The surge was attributed to a spate of new project launches offering modern layouts, early-stage pricing benefits, and strategic locations. In contrast, completed luxury homes recorded a steadier appreciation, ranging between 1% and 32% across major cities.
In Mumbai, the sharp rise in prices was driven by high-end launches in South and Central locations. These projects boasted better layouts, Vaastu compliance, and connectivity to infrastructure like the Coastal Road. Larger homes such as bungalows and full-floor residences in low-density areas continued to attract wealthy buyers prioritising space and privacy.
Bengaluru’s under-construction luxury homes saw capital values rise by up to 48% in central areas, propelled by land scarcity, premium positioning, and demand for sustainable, amenity-rich homes. South Bengaluru led in completed home appreciation with a 39% year-on-year rise.
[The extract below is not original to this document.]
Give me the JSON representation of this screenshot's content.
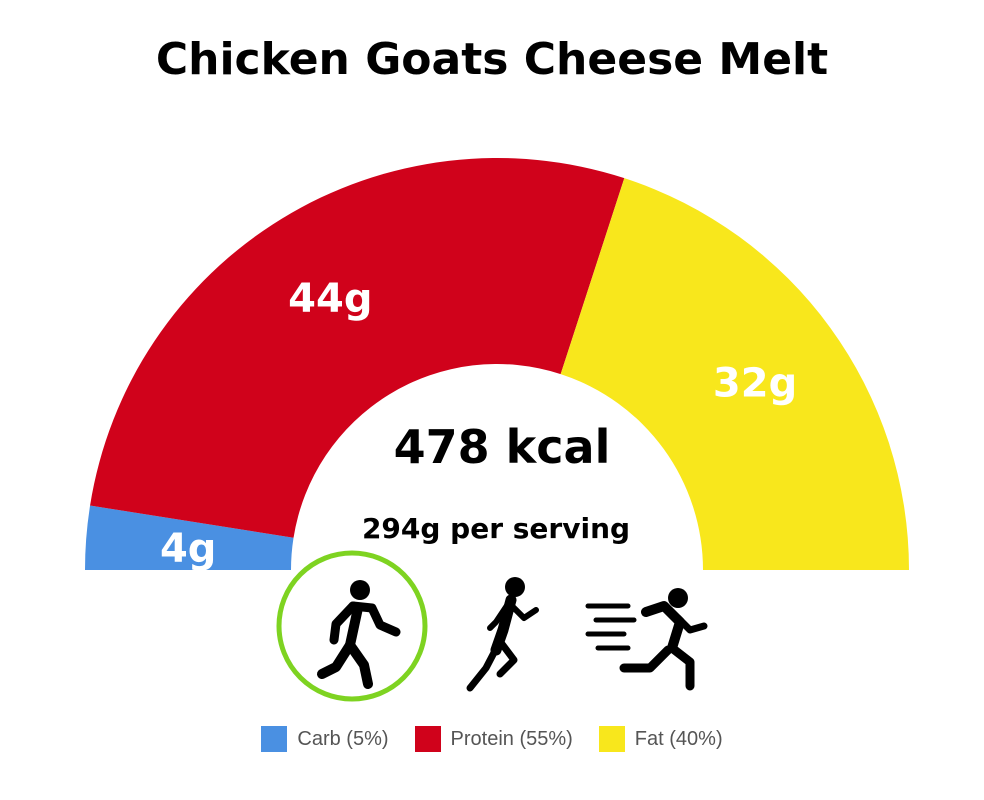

In Delhi, luxury floors appreciated by 9% overall, with South East Delhi leading at 11%. Plot values also rose moderately by 7%, with South East and Central micro-markets recording the sharpest gains.
Gurugram’s residential plot prices grew 11% citywide, while the GCER and SPR corridors saw a 19% rise, supported by increased land demand. Noida witnessed price increases of 6% to 27%, with the Noida-Greater Noida Expressway showing the strongest growth.
“India’s high-end housing market has seen robust appreciation, driven by limited supply and evolving buyer expectations,” said Shveta Jain, MD, Residential Services, Savills India. “Going forward, a calibrated pricing strategy will be critical.”